For instance, here’s the display running with one of today’s trending topics: ‘Alan Titchmarsh’:

It’s not entirely perfect, I need to do some more filtering on the text to remove some words that aren’t removed by the stop word filtering that pyTagCloud does such as ‘rt’, ‘http’, ‘bit’, ‘ly’ and so on. It would also be good to remove things that aren’t words, like ‘xxxxxx’. I’ve been looking at the Natural Language Toolkit for a couple of days for the other project, so I’ll probably re-use some of that code here too.

The only problem now is that I’m probably going to be the only person at the workshop tweeting…

fun with django...

Monday, Mar 28, 2011

One of the latest ideas we are working on for the new project is looking at how providing different amounts of information affects our perception of content.  Even in pure implementation terms this is interestingly unlike any of the work I’ve done in the last few years, most of which was simulation based. “Code a simulation, run the simulation, analyse the results” has been a pattern of work since the beginning of my PhD and beyond. This recent idea however needs us to essentially survey a large number of people, so rather than just coding some command-line simulation in C/C++ (or god-forbid, Fortran) that only one or two people might use, I’m building a web based system that (hopefully) will have many hundreds of people interact with it.

From the fact that this website is just a basic wordpress install with very few changes to the default theme you can probably tell that I am not a web developer. In the recent past I’ve very rarely had any call to do anything web-based beyond just keeping a personal (static HTML + CSS) home page up to date here at the school. To suddenly move into building a dynamic website that does a lot of complicated database stuff and interfaces with other services via OAuth is quite a jump. Fortunately, it’s been a relatively easy jump thanks to django.
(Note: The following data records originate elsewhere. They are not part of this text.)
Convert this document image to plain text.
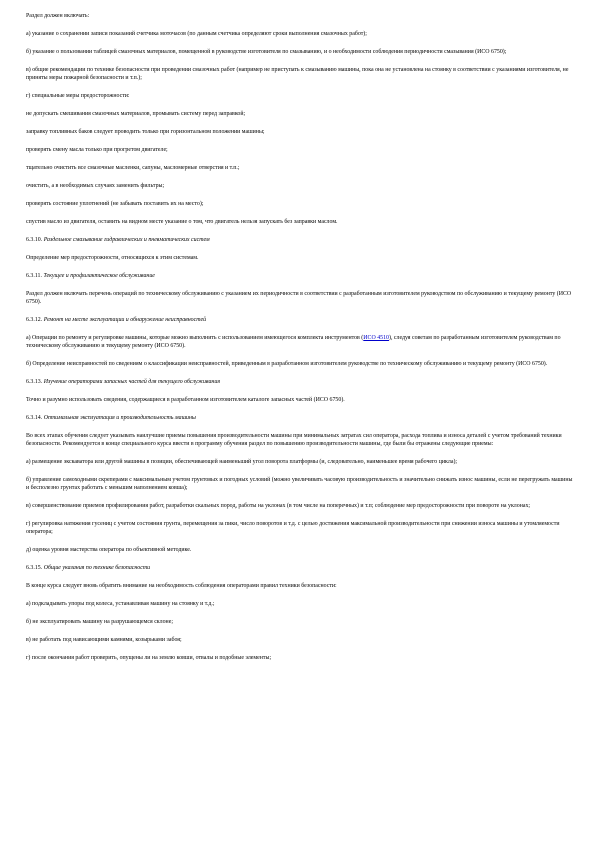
Раздел должен включать:

а) указание о сохранении записи показаний счетчика моточасов (по данным счетчика определяют сроки выполнения смазочных работ);

б) указание о пользовании таблицей смазочных материалов, помещенной в руководстве изготовителя по смазыванию, и о необходимости соблюдения периодичности смазывания (ИСО 6750);

в) общие рекомендации по технике безопасности при проведении смазочных работ (например не приступать к смазыванию машины, пока она не установлена на стоянку в соответствии с указаниями изготовителя, не приняты меры пожарной безопасности и т.п.);

г) специальные меры предосторожности:

не допускать смешивания смазочных материалов, промывать систему перед заправкой;

заправку топливных баков следует проводить только при горизонтальном положении машины;

проверять смену масла только при прогретом двигателе;

тщательно очистить все смазочные масленки, сапуны, масломерные отверстия и т.п.;

очистить, а в необходимых случаях заменить фильтры;

проверять состояние уплотнений (не забывать поставить их на место);

спустив масло из двигателя, оставить на видном месте указание о том, что двигатель нельзя запускать без заправки маслом.

6.3.10. Раздельное смазывание гидравлических и пневматических систем

Определение мер предосторожности, относящихся к этим системам.

6.3.11. Текущее и профилактическое обслуживание

Раздел должен включать перечень операций по техническому обслуживанию с указанием их периодичности в соответствии с разработанным изготовителем руководством по обслуживанию и текущему ремонту (ИСО 6750).

6.3.12. Ремонт на месте эксплуатации и обнаружение неисправностей

а) Операции по ремонту и регулировке машины, которые можно выполнить с использованием имеющегося комплекта инструментов (ИСО 4510), следуя советам по разработанным изготовителем руководствам по техническому обслуживанию и текущему ремонту (ИСО 6750).

б) Определение неисправностей по сведениям о классификации неисправностей, приведенным в разработанном изготовителем руководстве по техническому обслуживанию и текущему ремонту (ИСО 6750).

6.3.13. Изучение операторами запасных частей для текущего обслуживания

Точно и разумно использовать сведения, содержащиеся в разработанном изготовителем каталоге запасных частей (ИСО 6750).

6.3.14. Оптимальная эксплуатация и производительность машины

Во всех этапах обучения следует указывать наилучшие приемы повышения производительности машины при минимальных затратах сил оператора, расхода топлива и износа деталей с учетом требований техники безопасности. Рекомендуется в конце специального курса ввести в программу обучения раздел по повышению производительности машины, где были бы отражены следующие приемы:

а) размещение экскаватора или другой машины в позиции, обеспечивающей наименьший угол поворота платформы (и, следовательно, наименьшее время рабочего цикла);

б) управление самоходными скреперами с максимальным учетом грунтовых и погодных условий (можно увеличивать часовую производительность и значительно снижать износ машины, если не перегружать машины и бесполезно грунтах работать с меньшим наполнением ковша);

в) совершенствование приемов профилирования работ, разработки скальных пород, работы на уклонах (в том числе на поперечных) и т.п; соблюдение мер предосторожности при повороте на уклонах;

г) регулировка натяжения гусениц с учетом состояния грунта, перемещения за пики, число поворотов и т.д. с целью достижения максимальной производительности при снижении износа машины и утомляемости оператора;

д) оценка уровня мастерства оператора по объективной методике.

6.3.15. Общие указания по технике безопасности

В конце курса следует вновь обратить внимание на необходимость соблюдения операторами правил техники безопасности:

а) подкладывать упоры под колеса, устанавливая машину на стоянку и т.д.;

б) не эксплуатировать машину на разрушающемся склоне;

в) не работать под нависающими камнями, козырьками забоя;

г) после окончания работ проверить, опущены ли на землю ковши, отвалы и подобные элементы;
I’m not going to ramble on about what django is (basically a python web framework), if you haven’t heard of it go check it out. What I am going to do is recommend it highly. It is so simple, so quick and so powerful that implementing a web project with it is dreamy. We first discussed this research idea sometime at the beginning of the month, and I started coding it sometime around the 16th. Since then I’ve actually spent a week working on another project (and the ever present SocialNets deliverables for the EU), but I’m still massively into implementation to the point where I’m confident of having a site ready to beta test this week. Which I think is pretty good going for someone with as little web programming skill as I have!

So, there. Django. Try it out, it’s aces.

p.s - the project will hopefully be open to the public at some point in the future, once it is, I’ll post here.